Il y a de ces contextes qui imposent une prise de position inflexible et inébranlable. Le message du chef du gouvernement est clair. Il tient à assumer sa responsabilité en tant que chef

de l’exécutif. Certains peuvent parler de totalitarisme. Lui, il y voit plutôt un moyen normal pour atteindre les objectifs escomptés, avec quelques sacrifices, quitte à s’attirer les foudres de ses détracteurs. Il se revendique comme étant l’homme le plus responsable dans ce contexte très particulier par lequel passe la Tunisie, mais celui qui détient le pouvoir et les clés de
la réussite. Durant 1heure 35, il a su se faire remarquer par son pragmatisme. Son objectif était de parvenir à rassurer les Tunisiens, « un grand travail a été accompli dans les hôpitaux, notamment pour ceux qui seront touchés par le Covid-19 ».

Les Tunisiens bénéficieront de tests indépendamment de leur région : « Nous allons entamer les analyses massives grâce aux tests de dépistage rapides. 400 mille tests seront acquis
et nous poursuivrons dans la démarche ciblée».
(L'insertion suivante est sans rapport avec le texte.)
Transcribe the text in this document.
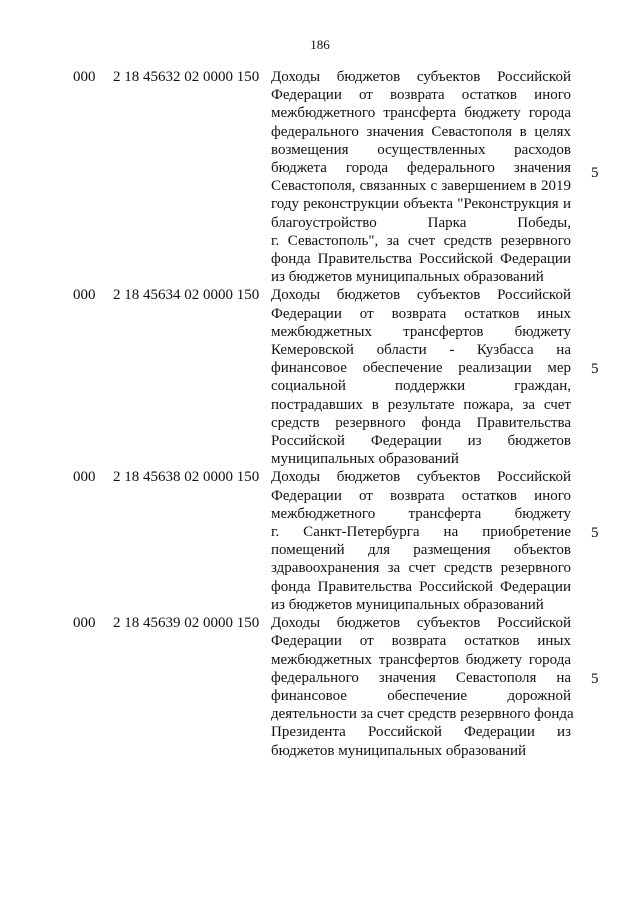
186
000 2 18 45632 02 0000 150 Доходы бюджетов субъектов Российской
Федерации от возврата остатков иного
межбюджетного трансферта бюджету города
федерального значения Севастополя в целях
возмещения осуществленных расходов
бюджета города федерального значения
Севастополя, связанных с завершением в 2019
году реконструкции объекта "Реконструкция и
благоустройство Парка Победы,
г. Севастополь", за счет средств резервного
фонда Правительства Российской Федерации
из бюджетов муниципальных образований
5
000 2 18 45634 02 0000 150 Доходы бюджетов субъектов Российской
Федерации от возврата остатков иных
межбюджетных трансфертов бюджету
Кемеровской области - Кузбасса на
финансовое обеспечение реализации мер
социальной поддержки граждан,
пострадавших в результате пожара, за счет
средств резервного фонда Правительства
Российской Федерации из бюджетов
муниципальных образований
5
000 2 18 45638 02 0000 150 Доходы бюджетов субъектов Российской
Федерации от возврата остатков иного
межбюджетного трансферта бюджету
г. Санкт-Петербурга на приобретение
помещений для размещения объектов
здравоохранения за счет средств резервного
фонда Правительства Российской Федерации
из бюджетов муниципальных образований
5
000 2 18 45639 02 0000 150 Доходы бюджетов субъектов Российской
Федерации от возврата остатков иных
межбюджетных трансфертов бюджету города
федерального значения Севастополя на
финансовое обеспечение дорожной
деятельности за счет средств резервного фонда
Президента Российской Федерации из
бюджетов муниципальных образований
5
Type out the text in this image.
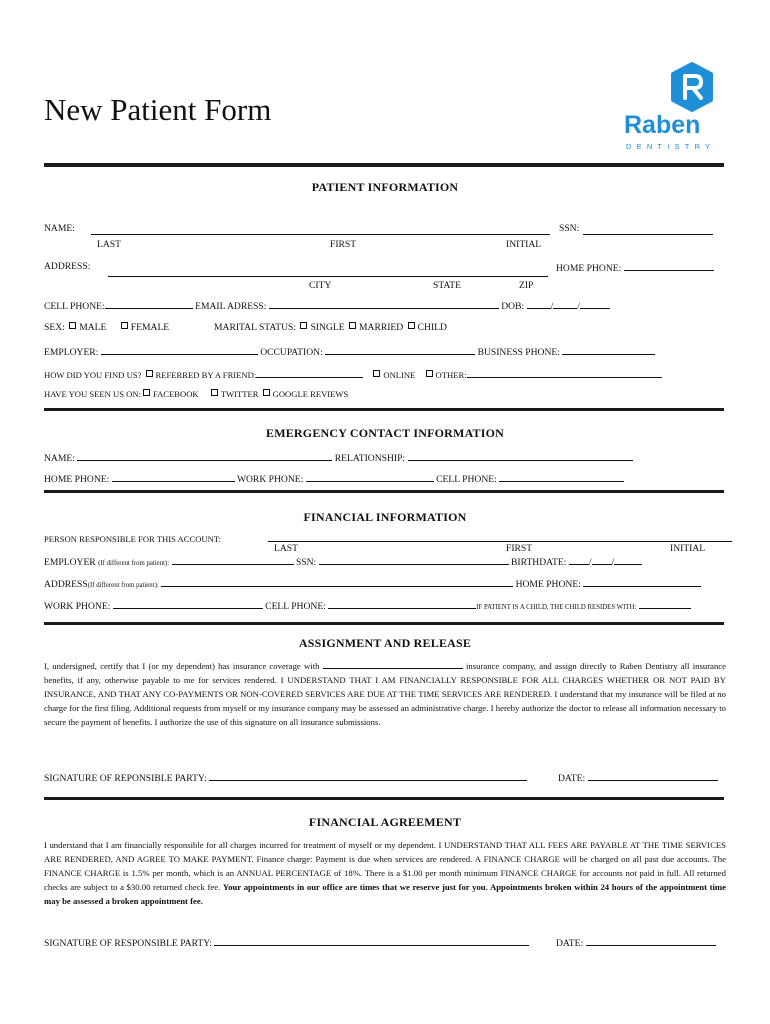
New Patient Form	Raben
DENTISTRY
PATIENT INFORMATION
NAME:	SSN:
LAST	FIRST	INITIAL
ADDRESS:	HOME PHONE:
CITY	STATE	ZIP
CELL PHONE:	EMAIL ADRESS:	DOB:	/	/
SEX: MALE	FEMALE	MARITAL STATUS: SINGLE MARRIED CHILD
EMPLOYER:	OCCUPATION:	BUSINESS PHONE:
HOW DID YOU FIND US? REFERRED BY A FRIEND:	ONLINE OTHER:
HAVE YOU SEEN US ON: FACEBOOK	TWITTER GOOGLE REVIEWS
EMERGENCY CONTACT INFORMATION
NAME:	RELATIONSHIP:
HOME PHONE:	WORK PHONE:	CELL PHONE:
FINANCIAL INFORMATION
PERSON RESPONSIBLE FOR THIS ACCOUNT:
LAST	FIRST	INITIAL
EMPLOYER (If different from patient):	SSN:	BIRTHDATE: / /
ADDRESS(If different from patient):	HOME PHONE:
WORK PHONE:	CELL PHONE:	IF PATIENT IS A CHILD, THE CHILD RESIDES WITH:
ASSIGNMENT AND RELEASE
I, undersigned, certify that I (or my dependent) has insurance coverage with	insurance company, and assign directly to Raben Dentistry all insurance benefits, if any, otherwise payable to me for services rendered. I UNDERSTAND THAT I AM FINANCIALLY RESPONSIBLE FOR ALL CHARGES WHETHER OR NOT PAID BY INSURANCE, AND THAT ANY CO-PAYMENTS OR NON-COVERED SERVICES ARE DUE AT THE TIME SERVICES ARE RENDERED. I understand that my insurance will be filed at no charge for the first filing. Additional requests from myself or my insurance company may be assessed an administrative charge. I hereby authorize the doctor to release all information necessary to secure the payment of benefits. I authorize the use of this signature on all insurance submissions.
SIGNATURE OF REPONSIBLE PARTY:	DATE:
FINANCIAL AGREEMENT
I understand that I am financially responsible for all charges incurred for treatment of myself or my dependent. I UNDERSTAND THAT ALL FEES ARE PAYABLE AT THE TIME SERVICES ARE RENDERED, AND AGREE TO MAKE PAYMENT. Finance charge: Payment is due when services are rendered. A FINANCE CHARGE will be charged on all past due accounts. The FINANCE CHARGE is 1.5% per month, which is an ANNUAL PERCENTAGE of 18%. There is a $1.00 per month minimum FINANCE CHARGE for accounts not paid in full. All returned checks are subject to a $30.00 returned check fee. Your appointments in our office are times that we reserve just for you. Appointments broken within 24 hours of the appointment time may be assessed a broken appointment fee.
SIGNATURE OF RESPONSIBLE PARTY:	DATE:
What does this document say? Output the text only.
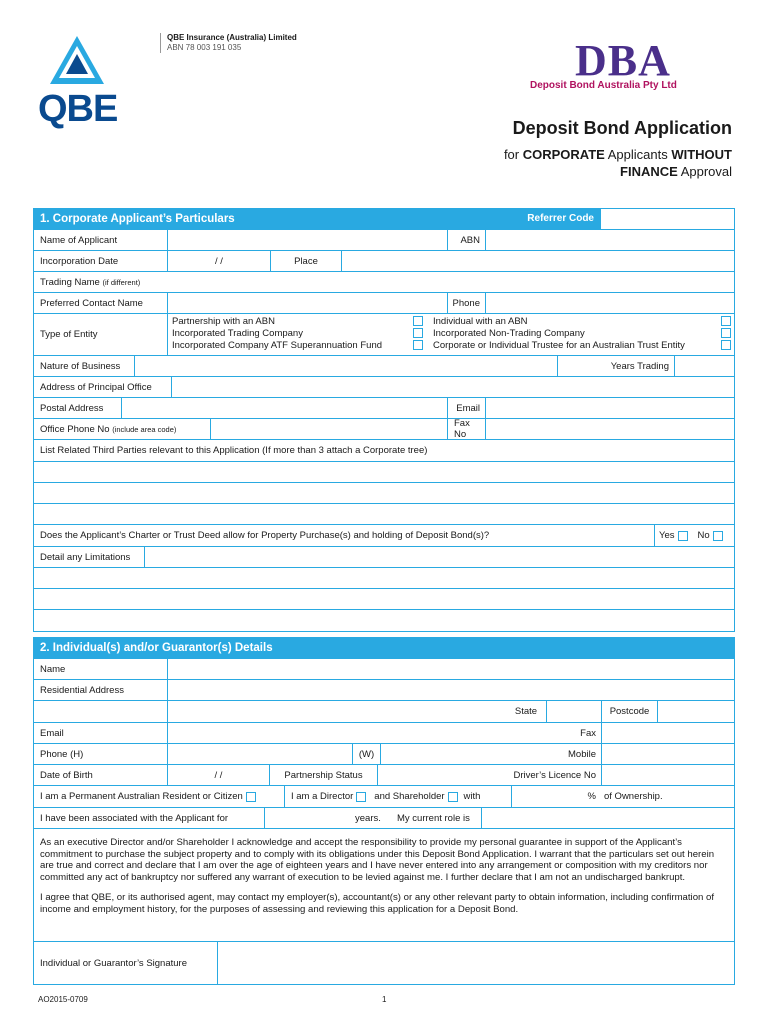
QBE Insurance (Australia) Limited
ABN 78 003 191 035
QBE
DBA
Deposit Bond Australia Pty Ltd
Deposit Bond Application
for CORPORATE Applicants WITHOUT
FINANCE Approval
1. Corporate Applicant’s Particulars	Referrer Code
Name of Applicant	ABN
Incorporation Date	/ /	Place
Trading Name
(if different)
Preferred Contact Name	Phone
Type of Entity
Partnership with an ABN
Incorporated Trading Company
Incorporated Company ATF Superannuation Fund
Individual with an ABN
Incorporated Non-Trading Company
Corporate or Individual Trustee for an Australian Trust Entity
Nature of Business	Years Trading
Address of Principal Office
Postal Address	Email
Office Phone No
(include area code)	Fax No
List Related Third Parties relevant to this Application (If more than 3 attach a Corporate tree)
Does the Applicant’s Charter or Trust Deed allow for Property Purchase(s) and holding of Deposit Bond(s)?	Yes No
Detail any Limitations
2. Individual(s) and/or Guarantor(s) Details
Name
Residential Address
State	Postcode
Email	Fax
Phone (H)	(W)	Mobile
Date of Birth	/ /	Partnership Status	Driver’s Licence No
I am a Permanent Australian Resident or Citizen	I am a Director and Shareholder with	% of Ownership.
I have been associated with the Applicant for	years.	My current role is
As an executive Director and/or Shareholder I acknowledge and accept the responsibility to provide my personal guarantee in support of the Applicant’s commitment to purchase the subject property and to comply with its obligations under this Deposit Bond Application. I warrant that the particulars set out herein are true and correct and declare that I am over the age of eighteen years and I have never entered into any arrangement or composition with my creditors nor committed any act of bankruptcy nor suffered any warrant of execution to be levied against me. I further declare that I am not an undischarged bankrupt.
I agree that QBE, or its authorised agent, may contact my employer(s), accountant(s) or any other relevant party to obtain information, including confirmation of income and employment history, for the purposes of assessing and reviewing this application for a Deposit Bond.
Individual or Guarantor’s Signature
AO2015-0709	1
Rassurer les Tunisiens, mais aussi ne pas fuir ses responsabilités dans un puits d’exigence sans fond. « Je peux comprendre que certains n’en peuvent plus, qu’ils ont besoin de se nourrir, que les aides sociales tardent à venir. Mais l’Etat fait de son mieux et déploie tous les efforts pour soutenir tous les Tunisiens durant cette période».

Tant d’engagement dans le discours et dans la méthode de la part d’un chef du gouvernement qui ne manque pas de s’inscrire dans le droit fil des défis à relever et des objectifs à atteindre. C’est dire à quel point il en est conscient, combien il en prend aussi la mesure. « Les hommes, mais aussi les moyens pour une pareille entreprise sont bel et bien là », laisse-t-il entendre. L’on ne voit pas pourquoi il n’en sera pas ainsi, d’autant que les mécanismes, le mode de travail, la volonté et le rendement sont plus que jamais valorisés.
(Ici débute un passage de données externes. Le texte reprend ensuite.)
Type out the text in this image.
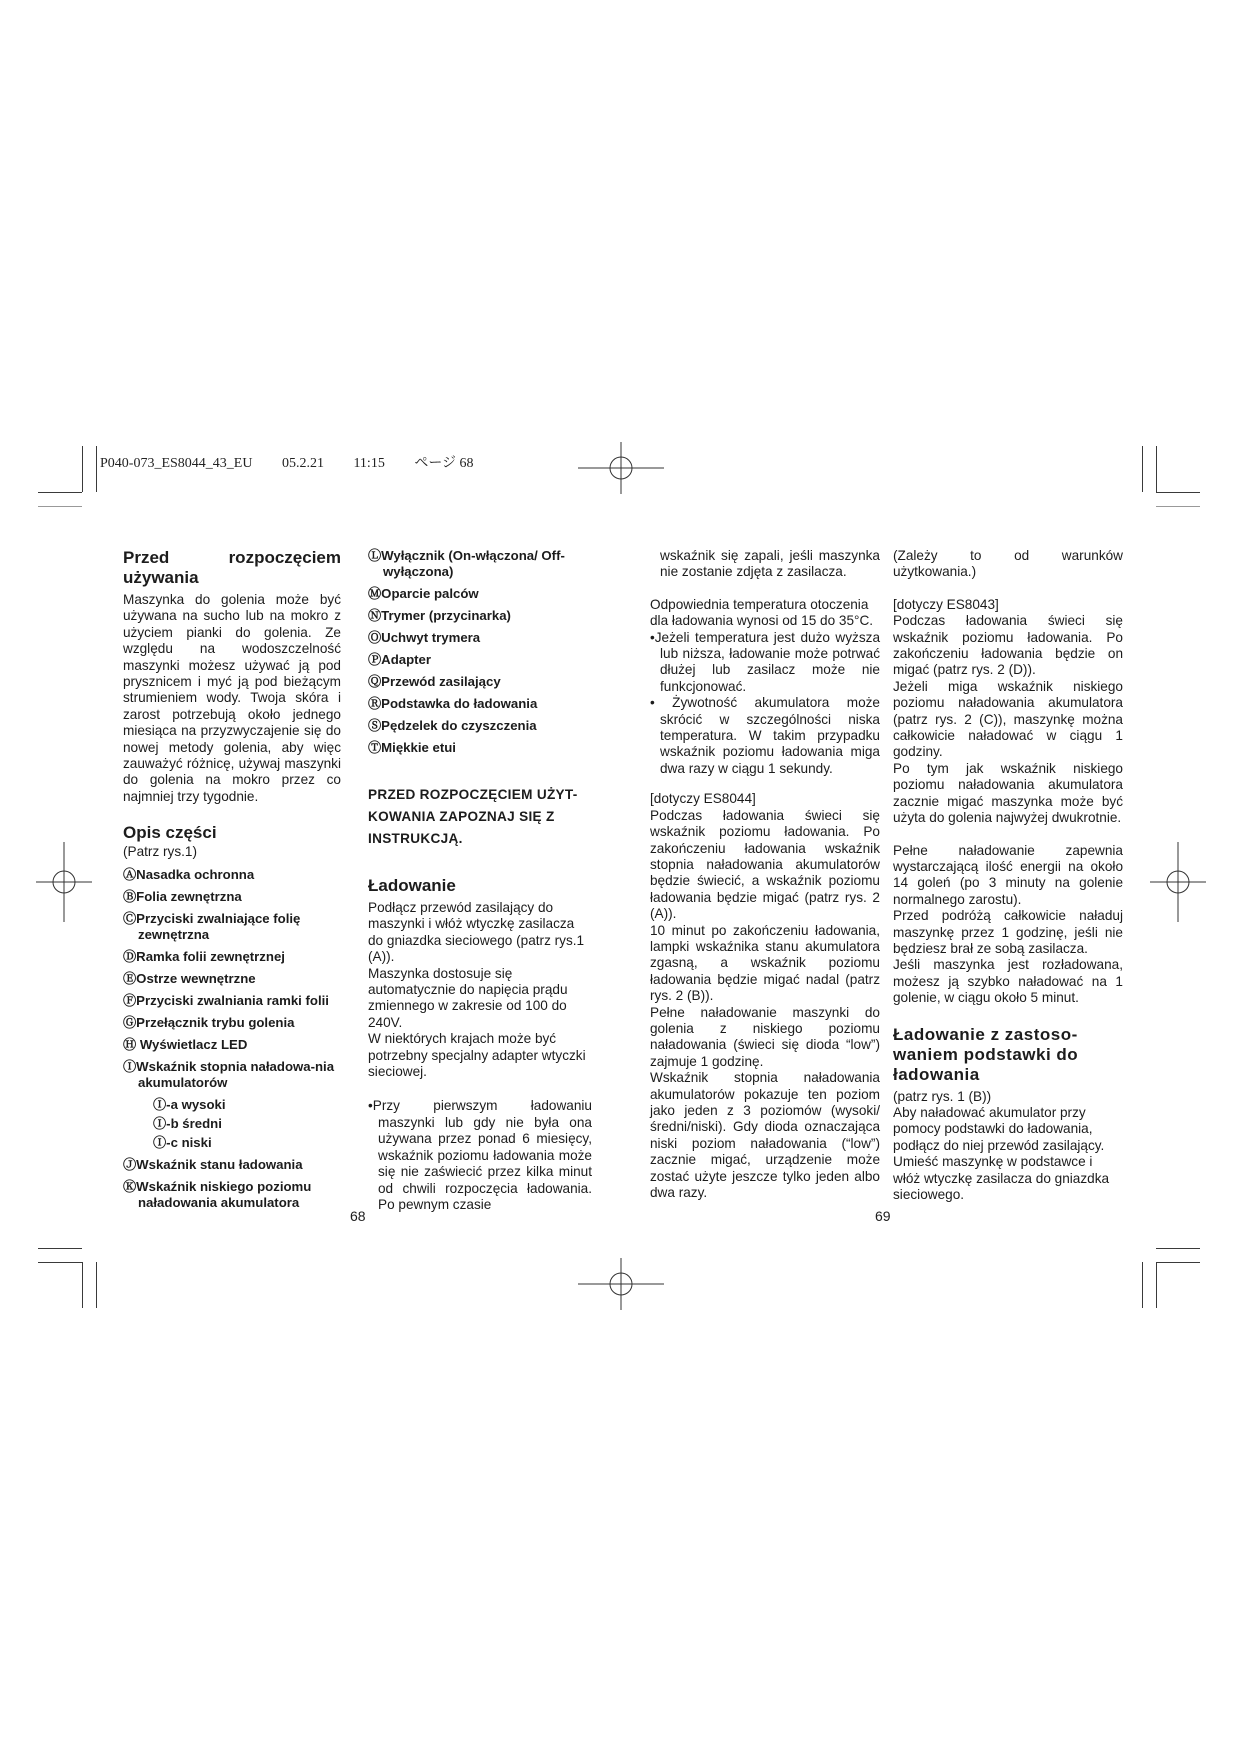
P040-073_ES8044_43_EU 05.2.21 11:15 ページ 68
Przed rozpoczęciem używania

Maszynka do golenia może być używana na sucho lub na mokro z użyciem pianki do golenia. Ze względu na wodoszczelność maszynki możesz używać ją pod prysznicem i myć ją pod bieżącym strumieniem wody. Twoja skóra i zarost potrzebują około jednego miesiąca na przyzwyczajenie się do nowej metody golenia, aby więc zauważyć różnicę, używaj maszynki do golenia na mokro przez co najmniej trzy tygodnie.

Opis części
(Patrz rys.1)
ⒶNasadka ochronna
ⒷFolia zewnętrzna
ⒸPrzyciski zwalniające folię zewnętrzna
ⒹRamka folii zewnętrznej
ⒺOstrze wewnętrzne
ⒻPrzyciski zwalniania ramki folii
ⒼPrzełącznik trybu golenia
Ⓗ Wyświetlacz LED
ⒾWskaźnik stopnia naładowa-nia akumulatorów
Ⓘ-a wysoki
Ⓘ-b średni
Ⓘ-c niski
ⒿWskaźnik stanu ładowania
ⓀWskaźnik niskiego poziomu naładowania akumulatora
ⓁWyłącznik (On-włączona/ Off-wyłączona)
ⓂOparcie palców
ⓃTrymer (przycinarka)
ⓄUchwyt trymera
ⓅAdapter
ⓆPrzewód zasilający
ⓇPodstawka do ładowania
ⓈPędzelek do czyszczenia
ⓉMiękkie etui
PRZED ROZPOCZĘCIEM UŻYT-KOWANIA ZAPOZNAJ SIĘ Z INSTRUKCJĄ.
Ładowanie

Podłącz przewód zasilający do maszynki i włóż wtyczkę zasilacza do gniazdka sieciowego (patrz rys.1 (A)).

Maszynka dostosuje się automatycznie do napięcia prądu zmiennego w zakresie od 100 do 240V.

W niektórych krajach może być potrzebny specjalny adapter wtyczki sieciowej.

•Przy pierwszym ładowaniu maszynki lub gdy nie była ona używana przez ponad 6 miesięcy, wskaźnik poziomu ładowania może się nie zaświecić przez kilka minut od chwili rozpoczęcia ładowania. Po pewnym czasie

68

wskaźnik się zapali, jeśli maszynka nie zostanie zdjęta z zasilacza.

Odpowiednia temperatura otoczenia dla ładowania wynosi od 15 do 35°C.

•Jeżeli temperatura jest dużo wyższa lub niższa, ładowanie może potrwać dłużej lub zasilacz może nie funkcjonować.

• Żywotność akumulatora może skrócić w szczególności niska temperatura. W takim przypadku wskaźnik poziomu ładowania miga dwa razy w ciągu 1 sekundy.

[dotyczy ES8044]

Podczas ładowania świeci się wskaźnik poziomu ładowania. Po zakończeniu ładowania wskaźnik stopnia naładowania akumulatorów będzie świecić, a wskaźnik poziomu ładowania będzie migać (patrz rys. 2 (A)).

10 minut po zakończeniu ładowania, lampki wskaźnika stanu akumulatora zgasną, a wskaźnik poziomu ładowania będzie migać nadal (patrz rys. 2 (B)).

Pełne naładowanie maszynki do golenia z niskiego poziomu naładowania (świeci się dioda “low”) zajmuje 1 godzinę.

Wskaźnik stopnia naładowania akumulatorów pokazuje ten poziom jako jeden z 3 poziomów (wysoki/ średni/niski). Gdy dioda oznaczająca niski poziom naładowania (“low”) zacznie migać, urządzenie może zostać użyte jeszcze tylko jeden albo dwa razy.

(Zależy to od warunków użytkowania.)

[dotyczy ES8043]

Podczas ładowania świeci się wskaźnik poziomu ładowania. Po zakończeniu ładowania będzie on migać (patrz rys. 2 (D)).

Jeżeli miga wskaźnik niskiego poziomu naładowania akumulatora (patrz rys. 2 (C)), maszynkę można całkowicie naładować w ciągu 1 godziny.

Po tym jak wskaźnik niskiego poziomu naładowania akumulatora zacznie migać maszynka może być użyta do golenia najwyżej dwukrotnie.

Pełne naładowanie zapewnia wystarczającą ilość energii na około 14 goleń (po 3 minuty na golenie normalnego zarostu).

Przed podróżą całkowicie naładuj maszynkę przez 1 godzinę, jeśli nie będziesz brał ze sobą zasilacza.

Jeśli maszynka jest rozładowana, możesz ją szybko naładować na 1 golenie, w ciągu około 5 minut.

Ładowanie z zastoso-waniem podstawki do ładowania
(patrz rys. 1 (B))

Aby naładować akumulator przy pomocy podstawki do ładowania, podłącz do niej przewód zasilający. Umieść maszynkę w podstawce i włóż wtyczkę zasilacza do gniazdka sieciowego.

69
Dans ce contexte bien particulier, les images se bousculent toujours et sans fin, les exigences et les contraintes de surpassement s’imposent d’elles-mêmes. La Tunisie se déploie avec une logique anticipative, mais aussi avec la rigueur du résultat. C’est un véritable bataillon qui est en ordre de marche avec autant d’espoirs que de certitudes. La recette avec tout ce qu’elle comporter d’effort, de don de soi et de volonté est là : savoir-faire et efficacité devraient rimer avec constance et persévérance.

Le plus important est que la route soit bien tracée. Dans un paysage politique où rien ne prédispose les députés à être le modèle de vertu que l’on souhaiterait qu’ils soient, Elyes Fakhfakh se revendique comme le maître à bord. Une vocation, oui, mais aussi un sentiment de devoir national.
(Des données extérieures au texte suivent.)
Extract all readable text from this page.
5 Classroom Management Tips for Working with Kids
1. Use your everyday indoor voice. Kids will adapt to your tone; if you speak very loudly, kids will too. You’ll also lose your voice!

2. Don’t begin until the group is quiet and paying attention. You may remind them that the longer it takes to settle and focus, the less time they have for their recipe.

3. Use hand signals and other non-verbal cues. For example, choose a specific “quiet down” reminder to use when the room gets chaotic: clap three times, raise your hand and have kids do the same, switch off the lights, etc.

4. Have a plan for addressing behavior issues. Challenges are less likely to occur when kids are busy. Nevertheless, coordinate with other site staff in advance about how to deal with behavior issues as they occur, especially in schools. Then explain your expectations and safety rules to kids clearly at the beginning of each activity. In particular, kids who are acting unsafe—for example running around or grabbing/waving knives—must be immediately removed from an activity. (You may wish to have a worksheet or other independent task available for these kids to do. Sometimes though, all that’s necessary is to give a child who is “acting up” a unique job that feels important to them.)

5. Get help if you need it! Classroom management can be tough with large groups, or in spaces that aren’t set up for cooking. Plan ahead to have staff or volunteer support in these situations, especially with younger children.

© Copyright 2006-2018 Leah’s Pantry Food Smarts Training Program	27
Il y en a justement de ces exigences qui servent pour rebondir. Ce n’est pas toujours facile, mais le défi mérite d’être relevé. La volonté et l’envie de réussir s’indiquent comme telles. Le chef
du gouvernement déclenche ainsi une courbe ascendante de sa carrière politique.

Il y a d’ailleurs beaucoup de choses à retenir dans un discours revisité et recomposé dans la forme et dans  le fond. Tout ce qui a été dit et soutenu renvoie l’image d’une approche qui n’a qu’une seule visée : se démarquer de l’esprit conformiste et oser tous les genres. Cette reconversion ne passe pas seulement par les décisions à prendre, mais également par la révolution des esprits.